Bruce Moorhouse, adjunct instructor at the School of Journalism and Mass Communication and former manager of corporate communications at 3M, approaches networking with two simple steps:
- Ask yourself "What are my goals?"
- Connect your goals to the people who can help you accomplish them.
Once you are ready to initiate conversation with those people, there is an easy way to take the pressure off. Moorhouse says that every person's deepest desire is to be significant and be recognized. Ask people questions that let them feel important. For example "Can I get some advice?" and "Can you tell me about your career?" Those questions show interest in the person and get professionals talking. You will probably learn valuable information, plus it shows that you are not talking to them just to get an interview.

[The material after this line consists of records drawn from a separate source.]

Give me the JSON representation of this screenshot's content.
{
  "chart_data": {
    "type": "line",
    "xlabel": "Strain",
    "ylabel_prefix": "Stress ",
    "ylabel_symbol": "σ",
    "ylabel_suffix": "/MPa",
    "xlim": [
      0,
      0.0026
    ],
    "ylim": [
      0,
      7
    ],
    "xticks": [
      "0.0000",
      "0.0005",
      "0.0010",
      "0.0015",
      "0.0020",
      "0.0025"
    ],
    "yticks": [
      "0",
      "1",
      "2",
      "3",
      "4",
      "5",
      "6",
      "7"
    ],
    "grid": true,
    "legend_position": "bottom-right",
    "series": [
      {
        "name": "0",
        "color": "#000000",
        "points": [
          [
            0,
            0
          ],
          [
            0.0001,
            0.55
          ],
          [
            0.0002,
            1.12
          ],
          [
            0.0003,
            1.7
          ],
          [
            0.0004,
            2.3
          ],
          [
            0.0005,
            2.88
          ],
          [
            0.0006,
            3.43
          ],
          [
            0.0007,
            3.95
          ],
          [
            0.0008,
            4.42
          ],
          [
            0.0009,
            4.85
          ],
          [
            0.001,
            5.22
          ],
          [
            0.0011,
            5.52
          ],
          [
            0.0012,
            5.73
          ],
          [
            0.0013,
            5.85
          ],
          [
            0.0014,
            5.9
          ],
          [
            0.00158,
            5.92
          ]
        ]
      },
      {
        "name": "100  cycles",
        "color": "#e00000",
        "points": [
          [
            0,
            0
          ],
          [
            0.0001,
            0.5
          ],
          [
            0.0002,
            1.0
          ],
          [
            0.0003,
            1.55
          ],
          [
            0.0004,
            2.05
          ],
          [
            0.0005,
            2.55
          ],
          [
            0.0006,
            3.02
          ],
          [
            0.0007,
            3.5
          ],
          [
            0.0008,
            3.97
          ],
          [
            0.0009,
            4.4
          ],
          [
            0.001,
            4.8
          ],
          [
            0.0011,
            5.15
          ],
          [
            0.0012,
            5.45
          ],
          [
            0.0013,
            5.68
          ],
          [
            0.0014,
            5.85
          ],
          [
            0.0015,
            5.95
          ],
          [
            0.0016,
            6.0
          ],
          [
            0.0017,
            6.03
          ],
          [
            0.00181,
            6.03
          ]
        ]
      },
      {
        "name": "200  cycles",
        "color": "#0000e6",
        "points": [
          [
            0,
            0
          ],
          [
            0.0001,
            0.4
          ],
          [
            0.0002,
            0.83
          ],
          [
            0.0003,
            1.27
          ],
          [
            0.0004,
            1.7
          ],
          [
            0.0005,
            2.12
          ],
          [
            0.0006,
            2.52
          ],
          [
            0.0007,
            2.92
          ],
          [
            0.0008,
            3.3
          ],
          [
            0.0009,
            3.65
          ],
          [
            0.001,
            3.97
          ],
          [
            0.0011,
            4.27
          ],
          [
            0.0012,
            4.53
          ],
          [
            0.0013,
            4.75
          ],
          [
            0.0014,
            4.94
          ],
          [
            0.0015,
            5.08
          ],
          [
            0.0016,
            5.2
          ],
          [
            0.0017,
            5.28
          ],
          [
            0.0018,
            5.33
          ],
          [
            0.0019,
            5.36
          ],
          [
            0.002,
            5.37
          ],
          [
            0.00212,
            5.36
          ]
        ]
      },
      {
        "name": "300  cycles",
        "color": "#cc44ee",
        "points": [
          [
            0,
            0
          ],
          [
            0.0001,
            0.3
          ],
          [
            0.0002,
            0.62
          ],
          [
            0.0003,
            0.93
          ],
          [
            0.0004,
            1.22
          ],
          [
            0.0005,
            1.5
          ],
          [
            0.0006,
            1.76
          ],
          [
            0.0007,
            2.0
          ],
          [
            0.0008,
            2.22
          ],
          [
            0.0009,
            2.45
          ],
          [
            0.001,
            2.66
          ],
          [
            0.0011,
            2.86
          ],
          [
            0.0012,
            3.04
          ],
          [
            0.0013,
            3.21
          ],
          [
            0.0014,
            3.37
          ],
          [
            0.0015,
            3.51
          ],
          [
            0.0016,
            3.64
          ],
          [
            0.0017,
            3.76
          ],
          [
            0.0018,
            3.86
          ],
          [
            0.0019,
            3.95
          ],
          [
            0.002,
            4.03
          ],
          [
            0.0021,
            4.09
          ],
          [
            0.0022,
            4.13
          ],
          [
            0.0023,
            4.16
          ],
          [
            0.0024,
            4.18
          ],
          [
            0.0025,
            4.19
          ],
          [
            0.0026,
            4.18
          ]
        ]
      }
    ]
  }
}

After meeting with someone, always remember to follow up, with a note or an email. It can include something useful for the professional such as a link to an article that the contact would enjoy. Make sure to approach networking with "How can I help this person?" rather than, "How can this person help me?"
Moorhouse's last piece of advice is to take care not to represent yourself in a way that isn't you, or you might end up working in a place that doesn't fit your personality at all.
Networking doesn't have to be a chore! With time and practice it becomes a natural part of your routine, resulting in enjoyable work relationships and even friendships. The amazing job prospects that result from it are just an added bonus.